Mend and make do: a poem by Martha Sprackland

Martha Sprackland | 30th September 2016

The arm of my sunglasses – now they are so level
even my crooked face parades a certain symmetry.

This front tooth, whose bedrock is endodontic filler,
was cleared of pain and fixed. The molar at the bottom left waits its turn.

A milk jug cleft from base to lip. A commemorative plate.
All cracked crockery restored with ethyl cyanoacrylate

in branching shellshocked patterns underneath the glaze.
Spider webs repaired after a gust of sudden wind.

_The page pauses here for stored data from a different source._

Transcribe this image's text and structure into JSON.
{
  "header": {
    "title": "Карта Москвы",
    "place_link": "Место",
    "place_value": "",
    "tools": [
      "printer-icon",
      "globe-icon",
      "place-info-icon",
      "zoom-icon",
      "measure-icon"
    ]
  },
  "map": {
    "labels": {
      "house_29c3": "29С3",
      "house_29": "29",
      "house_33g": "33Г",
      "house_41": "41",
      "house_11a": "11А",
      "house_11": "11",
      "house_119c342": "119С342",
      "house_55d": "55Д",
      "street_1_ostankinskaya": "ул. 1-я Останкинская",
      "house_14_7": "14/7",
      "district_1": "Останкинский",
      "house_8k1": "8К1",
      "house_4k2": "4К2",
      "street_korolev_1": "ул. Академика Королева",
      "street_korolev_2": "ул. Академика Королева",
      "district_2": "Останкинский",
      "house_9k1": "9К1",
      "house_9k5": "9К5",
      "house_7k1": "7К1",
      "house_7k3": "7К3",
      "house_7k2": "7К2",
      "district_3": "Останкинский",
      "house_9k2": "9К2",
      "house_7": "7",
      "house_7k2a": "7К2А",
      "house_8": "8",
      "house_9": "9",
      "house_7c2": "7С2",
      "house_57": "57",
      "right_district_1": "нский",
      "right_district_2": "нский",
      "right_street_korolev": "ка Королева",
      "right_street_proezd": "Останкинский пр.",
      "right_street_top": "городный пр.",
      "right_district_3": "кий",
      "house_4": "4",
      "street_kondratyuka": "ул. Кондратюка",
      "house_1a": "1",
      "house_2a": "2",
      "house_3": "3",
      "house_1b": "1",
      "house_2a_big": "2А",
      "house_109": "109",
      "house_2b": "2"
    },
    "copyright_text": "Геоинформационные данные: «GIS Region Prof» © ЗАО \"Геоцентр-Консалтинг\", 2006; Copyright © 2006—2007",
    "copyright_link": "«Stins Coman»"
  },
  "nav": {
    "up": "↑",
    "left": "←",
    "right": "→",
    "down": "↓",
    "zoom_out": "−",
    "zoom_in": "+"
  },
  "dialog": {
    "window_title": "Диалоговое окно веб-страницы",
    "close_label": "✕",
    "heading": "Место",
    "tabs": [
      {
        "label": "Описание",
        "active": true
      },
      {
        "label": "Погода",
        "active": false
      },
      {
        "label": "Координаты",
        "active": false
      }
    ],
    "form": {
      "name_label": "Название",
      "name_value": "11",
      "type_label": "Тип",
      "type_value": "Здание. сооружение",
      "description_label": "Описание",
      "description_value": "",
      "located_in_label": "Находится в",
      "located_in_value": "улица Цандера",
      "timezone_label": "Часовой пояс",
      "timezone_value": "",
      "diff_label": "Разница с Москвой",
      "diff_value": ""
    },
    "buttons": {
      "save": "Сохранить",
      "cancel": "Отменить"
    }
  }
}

A broken bone, if only just this toe. Perhaps not even that.
The touchscreen of my smartphone, the casing of my laptop,

the lock button of my tablet computer (I am not to be trusted
with fragile or expensive things). My fingernails broken, always.

On the first night with a boyfriend years ago I
reached out for the water in the hot Spanish night, clocked

the water level wrong and hoicked it with its nothing-weight
into the overhanging glass lampshade. No mending it,

the glittering gravel of broken glass across the bedroom floor,
the bedclothes, the sleeping boyfriend’s bare skin. Best

just to tiptoe out of that one. There’s a formula, probably –
can the broken thing be salvaged, the pieces located and all gathered up?

Does it hold sentimental or intrinsic value?
Once mended, will it still hold water?